Here we describe the GCSscore algorithm, which utilizes the GC-content of a given oligonucleotide probe to estimate non-specific binding using antigenomic background probes found on new generations of arrays. We implemented this algorithm in an improved GCSscore R package for analysis of modern oligonucleotide microarrays. GCSscore has multiple methods for grouping individual probes on the ClariomD/XTA chips, providing the user with differential expression analysis at the gene-level and the exon-level. By utilizing the direct probe-level intensities, the GCSscore algorithm was able to detect DEGs under stringent statistical criteria for all Clariom-based arrays. We demonstrate that for older 3'-IVT arrays, GCSscore produced very similar differential gene expression analysis results compared to the original Sscore method. However, GCSscore functioned well for both the ClariomS and ClariomD/XTA newer microarrays and outperformed existing analysis approaches insofar as the number of DEGs and cognate biological functions identified. This was particularly striking for analysis of the highly complex ClariomD/XTA based arrays.

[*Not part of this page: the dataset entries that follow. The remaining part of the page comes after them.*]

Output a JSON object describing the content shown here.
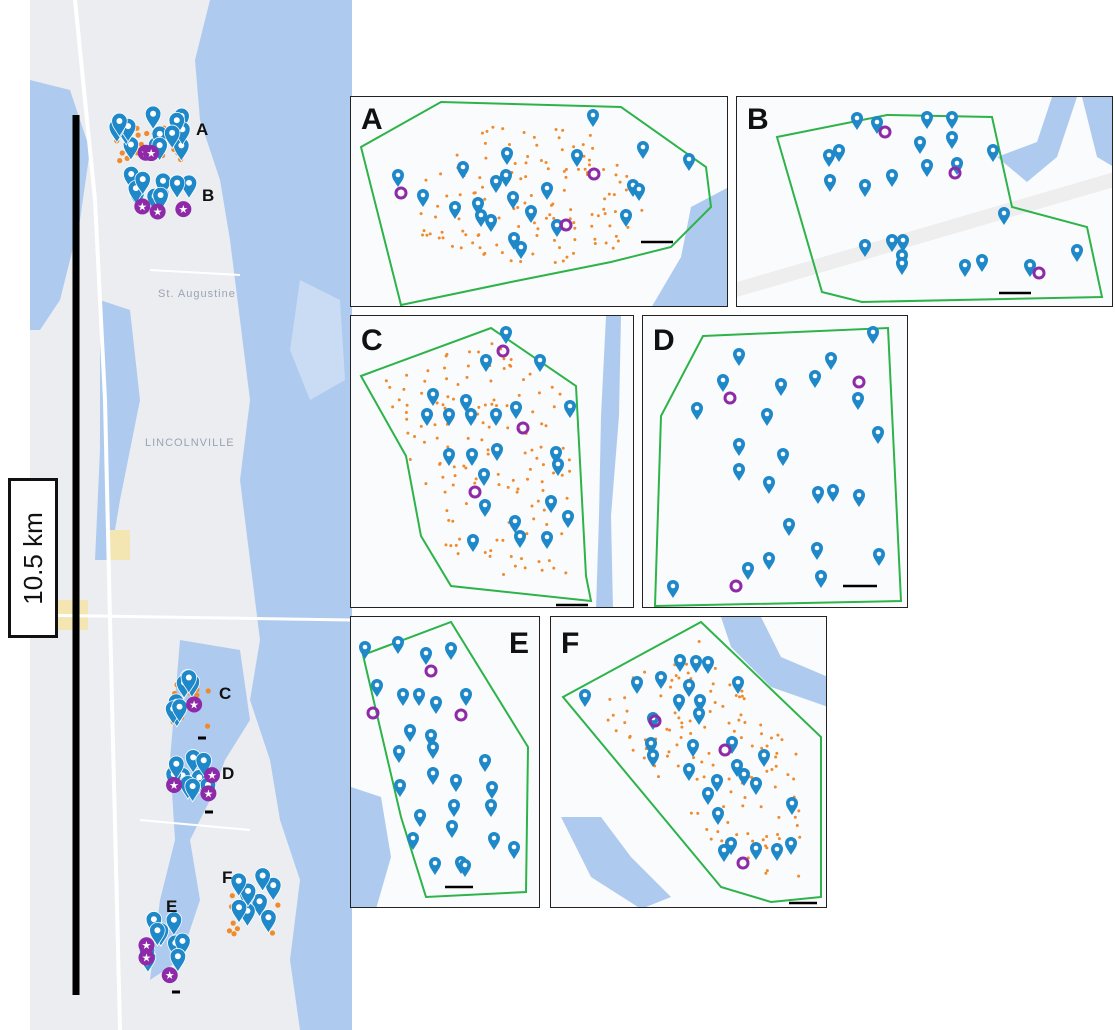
{
  "figure": {
    "scale_label": "10.5 km",
    "colors": {
      "water": "#aecbef",
      "land": "#ebedf1",
      "boundary": "#2db34a",
      "blue_marker": "#1e88c9",
      "purple_marker": "#8e2aa8",
      "orange_dot": "#f08a2a",
      "scale_bar": "#000000"
    },
    "marker_icons": [
      "map-pin-icon",
      "purple-ring-icon",
      "star-icon"
    ]
  },
  "overview": {
    "place_labels": {
      "st_augustine": "St. Augustine",
      "lincolnville": "LINCOLNVILLE"
    },
    "site_labels": {
      "a": "A",
      "b": "B",
      "c": "C",
      "d": "D",
      "e": "E",
      "f": "F"
    }
  },
  "panels": {
    "a": {
      "label": "A"
    },
    "b": {
      "label": "B"
    },
    "c": {
      "label": "C"
    },
    "d": {
      "label": "D"
    },
    "e": {
      "label": "E"
    },
    "f": {
      "label": "F"
    }
  }
}
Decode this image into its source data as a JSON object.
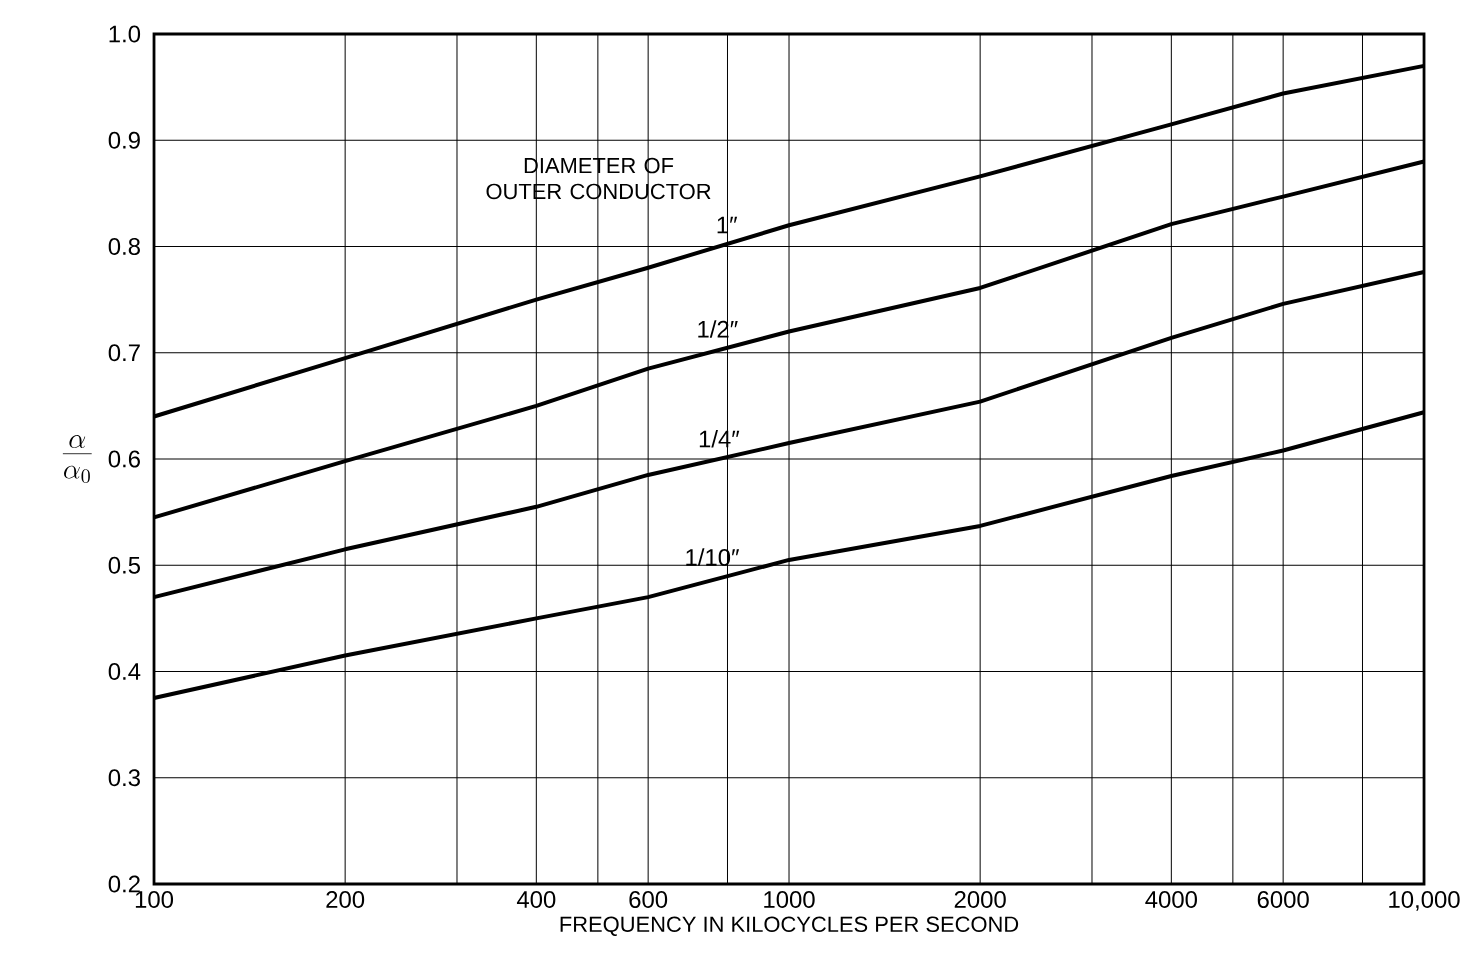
{
  "chart_data": {
    "type": "line",
    "xlabel": "FREQUENCY IN KILOCYCLES PER SECOND",
    "ylabel": "\\frac{\\alpha}{\\alpha_{0}}",
    "legend_title": "DIAMETER OF OUTER CONDUCTOR",
    "x": [
      100,
      200,
      400,
      600,
      1000,
      2000,
      4000,
      6000,
      10000
    ],
    "series": [
      {
        "name": "1″",
        "color": "#000000",
        "values": [
          0.64,
          0.695,
          0.75,
          0.78,
          0.82,
          0.866,
          0.915,
          0.944,
          0.97
        ]
      },
      {
        "name": "1/2″",
        "color": "#000000",
        "values": [
          0.545,
          0.598,
          0.65,
          0.685,
          0.72,
          0.761,
          0.821,
          0.847,
          0.88
        ]
      },
      {
        "name": "1/4″",
        "color": "#000000",
        "values": [
          0.47,
          0.515,
          0.555,
          0.585,
          0.615,
          0.654,
          0.714,
          0.746,
          0.776
        ]
      },
      {
        "name": "1/10″",
        "color": "#000000",
        "values": [
          0.375,
          0.415,
          0.45,
          0.47,
          0.505,
          0.537,
          0.584,
          0.608,
          0.644
        ]
      }
    ],
    "log": "x",
    "xlim": [
      100,
      10000
    ],
    "ylim": [
      0.2,
      1.0
    ],
    "xticks": [
      100,
      200,
      {
        "value": 300,
        "label": null
      },
      400,
      {
        "value": 500,
        "label": null
      },
      600,
      {
        "value": 800,
        "label": null
      },
      1000,
      2000,
      {
        "value": 3000,
        "label": null
      },
      4000,
      {
        "value": 5000,
        "label": null
      },
      6000,
      {
        "value": 8000,
        "label": null
      },
      {
        "value": 10000,
        "label": "10,000"
      }
    ],
    "yticks": [
      0.2,
      0.3,
      0.4,
      0.5,
      0.6,
      0.7,
      0.8,
      0.9,
      {
        "value": 1,
        "label": "1.0"
      }
    ],
    "grid": true,
    "marker": "none",
    "line_style": "solid"
  }
}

The GCSscore package represents a powerful new application for analysis of the newest generation of oligonucleotide microarrays such as the ClariomS and ClariomD/XTA arrays produced by Affymetrix/Fisher.
尽管RNA测序在转录组分析中的应用日益增加,但微阵列仍然是基因组研究中广泛使用的方法。最新一代的Affymetrix/Thermo-Fisher微阵列,即ClariomD/XTA和ClariomS阵列,为复杂的转录组表达分析提供了一种灵敏且简便的方法。然而,现有的针对这些高密度阵列的分析方法并未利用多个代表每个基因/外显子的寡核苷酸所蕴含的统计功效,而是将探针汇总为单个表达值。我们之前开发了一种方法,即Sscore算法,用于通过寡核苷酸微阵列在处理组和对照组样本之间进行差异表达基因(DEG)的探针水平鉴定。通过与现有方法比较,Sscore算法在灵敏检测DEG方面得到了验证。然而,由于微阵列设计的变化消除了先前用于估计非特异性结合的探针,Sscore算法的先前版本以及基于R的实现软件sscore无法与最新一代的Affymetrix/Fisher微阵列兼容。
在此我们描述了GCSscore算法,该算法利用给定寡核苷酸探针的GC含量,通过新一代阵列上发现的反基因组背景探针来估计非特异性结合。我们在一个改进的GCSscore R包中实现了此算法,用于分析现代寡核苷酸微阵列。GCSscore有多种方法对ClariomD/XTA芯片上的单个探针进行分组,为用户提供基因水平和外显子水平的差异表达分析。通过利用直接的探针水平强度,GCSscore算法能够在严格的统计标准下检测所有基于Clariom的阵列中的DEG。我们证明,对于较旧的3'-IVT阵列,与原始的Sscore方法相比,GCSscore产生了非常相似的差异基因表达分析结果。然而,GCSscore在ClariomS和ClariomD/XTA更新的微阵列上均运行良好,并且在鉴定出的DEG数量和相关生物学功能方面优于现有分析方法。对于基于高度复杂的ClariomD/XTA的阵列分析而言,这一点尤为显著。
GCSscore包代表了一种强大的新应用,用于分析最新一代的寡核苷酸微阵列,如Affymetrix/Fisher生产的ClariomS和ClariomD/XTA阵列。